SFEBES2007 Poster Presentations Steroids (26 abstracts)

Is the rate of fall in total testosterone steeper among men in the eighth decade of life?

Upendram Srinivas-Shankar 1 , Jackie A Oldham 2 , Martin J Connolly 3 & Frederick CW Wu 1

1Department of Medicine and Endocrinology, Manchester Royal Infirmary, Manchester, United Kingdom; 2Centre for Rehabilitation Science, University of Manchester, United Kingdom; 3Department of Geriatrics, University of Auckland, United Kingdom.

Background: Testosterone (T) levels decline gradually with increasing age in men. However, age-related decline in several functional domains (e.g. frailty, cognitive deficits, osteoporosis) accelerates in the eighth decade. It is not known if the loss of function in the oldest old is related to a more precipitous fall in T.

Objective: To determine if total testosterone (TT) declines more rapidly in men in the eighth compared to those in the sixth and seventh decade and determine, if factors influencing T levels among octogenarians are different from earlier decades.

Methods: One thousand three hundred and twenty men, mean age, 73 (range 65–95) yrs who responded to invitation letters to participate in a clinical trial of testosterone replacement therapy were included in this study. Total testosterone (TT), sex hormone binding globulin (SHBG), follicle stimulating hormone (FSH), and luteinizing hormone (LH) were measured.

Results: The cohort was divided into 4 age bands: B1 (65–69 years, n=510), B2 (70–74 years, n=357), B3 (75–79 years, n=258) and B4 (80–95 years, n=195). There was no significant difference in TT in B4, compared to other age bands (13.4 nmol/L vs.13.9, 13.7, 13.9 nmol/L for B1, B2 and B3 respectively, P=0.63). Over 60% of men in B4 had a TT >12 nmol/L, not significantly different from other age bands. There was no difference in the number of comorbidities or prevalence of individual comorbidities among age bands except cerebrovascular disease, which was higher in B4 (P=0.01).
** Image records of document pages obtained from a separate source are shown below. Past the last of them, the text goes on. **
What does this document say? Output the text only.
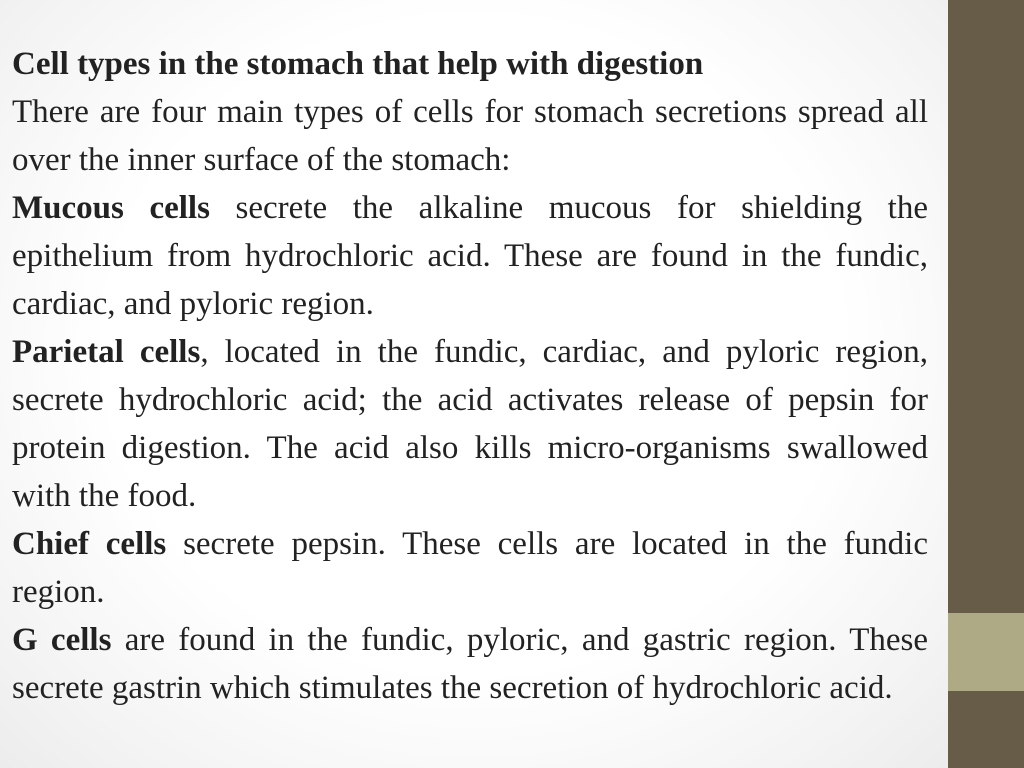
Cell types in the stomach that help with digestion

There are four main types of cells for stomach secretions spread all over the inner surface of the stomach:

Mucous cells secrete the alkaline mucous for shielding the epithelium from hydrochloric acid. These are found in the fundic, cardiac, and pyloric region.

Parietal cells, located in the fundic, cardiac, and pyloric region, secrete hydrochloric acid; the acid activates release of pepsin for protein digestion. The acid also kills micro-organisms swallowed with the food.

Chief cells secrete pepsin. These cells are located in the fundic region.

G cells are found in the fundic, pyloric, and gastric region. These secrete gastrin which stimulates the secretion of hydrochloric acid.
Men in B4 were more likely to be exsmokers (P<0.05) and less likely to be current smokers, P<0.01). BMI was associated with TT in all age groups. Chronic obstructive airways disease was associated with falling TT only in B2 (β=−1.72, P=0.04). Cancer was associated with TT (β=−4.82 and −4.53) for B3 and B4 respectively.

Conclusions: TT does not fall at a faster rate in men in the eighth decade and older. Most factors influencing TT do not differ in octogenarians compared to younger men.